On Iran in particular, Trump said this in 2018 by means of explaining his decision to pull out of the Iran nuclear deal: “It is clear to me that we cannot prevent an Iranian nuclear bomb under the decaying and rotten structure of the current agreement.”

On Tuesday, Director of National Intelligence Dan Coats said this: “We do not believe Iran is currently undertaking the key activities we judge necessary to produce a nuclear device.”

This is, of course, shocking. From Coats to CIA Director Gina Haspel to FBI Director Christopher Wray, Trump picked most of the people who make up the upper echelon of the intelligence community. Presumably he did so because he trusted their judgment and knew that he needed experts in the field whose decades of experience could and would provide him the necessary context to make decisions on massive geopolitical issues.

To then not only disagree with the assessment of those experts – the experts you chose! – but do so publicly (in front of your 50-plus million Twitter followers) simply because their conclusions don’t jibe with your own is absolutely unreal.

But because this is Trump, the surreal has become almost pedestrian. In fact, this isn’t even the first time Trump has thrown intelligence experts under the bus because, well, he doesn’t like what they say.

In an intelligence community assessment dated January 6, 2017, the heads of the CIA, FBI and National Security Agency concluded this:

“We assess Russian President Vladimir Putin ordered an influence campaign in 2016 aimed at the US presidential election. Russia’s goals were to undermine public faith in the US democratic process, denigrate Secretary Clinton, and harm her electability and potential presidency. We further assess Putin and the Russian Government developed a clear preference for President-elect Trump.”

Pretty cut and dry, right? The intelligence community concluded that interference in the 2016 election was directed by Putin and had the clear goal of helping Trump and hurting Hillary Clinton.

And yet, Trump chose not to heed those conclusions because, again, they didn’t fit his feel for what had actually happened.

At a press conference following a summit with Putin in Helsinki, Finland, in 2018 – and with Putin standing at a podium next to him – Trump made his view plain about Russia’s interference campaign: “I hold both countries responsible. I think that the United States has been foolish. I think we’ve all been foolish. … And I think we’re all to blame.”

All to blame!

Later, Trump uncorked this line: “My people came to me, Dan Coats came to me and some others, they said they think it’s Russia. I have President Putin; he just said it’s not Russia.

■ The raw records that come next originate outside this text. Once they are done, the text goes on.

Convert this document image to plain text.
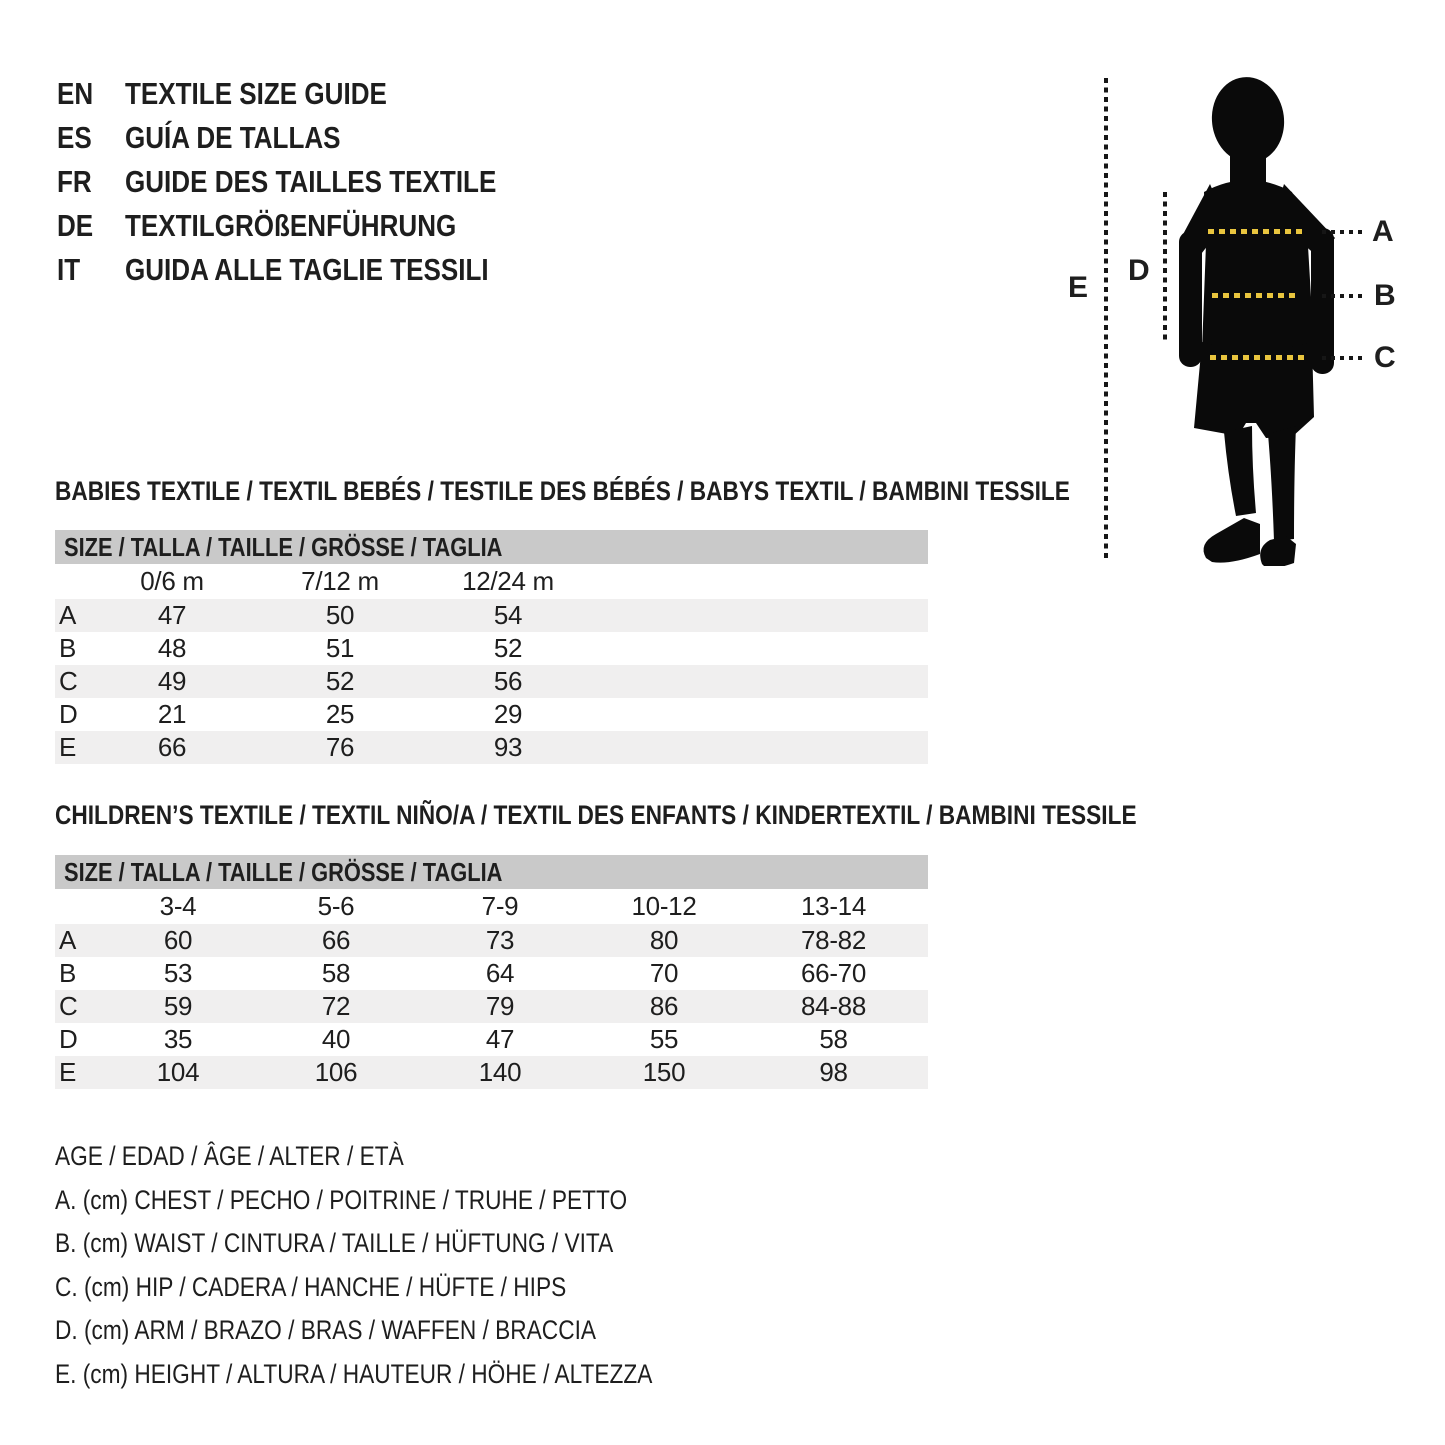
EN TEXTILE SIZE GUIDE
ES GUÍA DE TALLAS
FR GUIDE DES TAILLES TEXTILE
DE TEXTILGRÖßENFÜHRUNG
IT GUIDA ALLE TAGLIE TESSILI
E
D
A
B
C
BABIES TEXTILE / TEXTIL BEBÉS / TESTILE DES BÉBÉS / BABYS TEXTIL / BAMBINI TESSILE
SIZE / TALLA / TAILLE / GRÖSSE / TAGLIA
0/6 m	7/12 m	12/24 m
A	47	50	54
B	48	51	52
C	49	52	56
D	21	25	29
E	66	76	93
CHILDREN’S TEXTILE / TEXTIL NIÑO/A / TEXTIL DES ENFANTS / KINDERTEXTIL / BAMBINI TESSILE
SIZE / TALLA / TAILLE / GRÖSSE / TAGLIA
3-4	5-6	7-9	10-12	13-14
A	60	66	73	80	78-82
B	53	58	64	70	66-70
C	59	72	79	86	84-88
D	35	40	47	55	58
E	104	106	140	150	98
AGE / EDAD / ÂGE / ALTER / ETÀ
A. (cm) CHEST / PECHO / POITRINE / TRUHE / PETTO
B. (cm) WAIST / CINTURA / TAILLE / HÜFTUNG / VITA
C. (cm) HIP / CADERA / HANCHE / HÜFTE / HIPS
D. (cm) ARM / BRAZO / BRAS / WAFFEN / BRACCIA
E. (cm) HEIGHT / ALTURA / HAUTEUR / HÖHE / ALTEZZA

I will say this: I don’t see any reason why it would be.” (He later clarified that what he meant to say was “I don’t see any reason why it wouldn’t be.”

And this one: “So I have great confidence in my intelligence people, but I will tell you that President Putin was extremely strong and powerful in his denial today.”

Remember what we’re talking about here: An attempt by a rival country to influence a presidential election in hopes of electing someone they believed would be better for their interests. And remember why we know that: The US intelligence community concluded it way back in January 2017.

Trump’s belief that he knows more about, well, everything than longtime experts in the field is well-established.

“I know tech better than anyone,” he boasted in a tweet last December.

“I now more about ISIS than the generals do,” he said at an Iowa campaign rally in 2015.

But simply because we know it’s something he does – thinking he’s smarter than anyone based on scant or no evidence – doesn’t make it any less dangerous. Presidents have advisers and experts because no one, no matter how bright they are, can be president and know everything about every subject that comes up in the course of a single day at the White House.

We have a President who doesn’t seem to understand that. And who ignores expert opinions based solely on the fact that they don’t jibe with his own view. All of which is hugely problematic.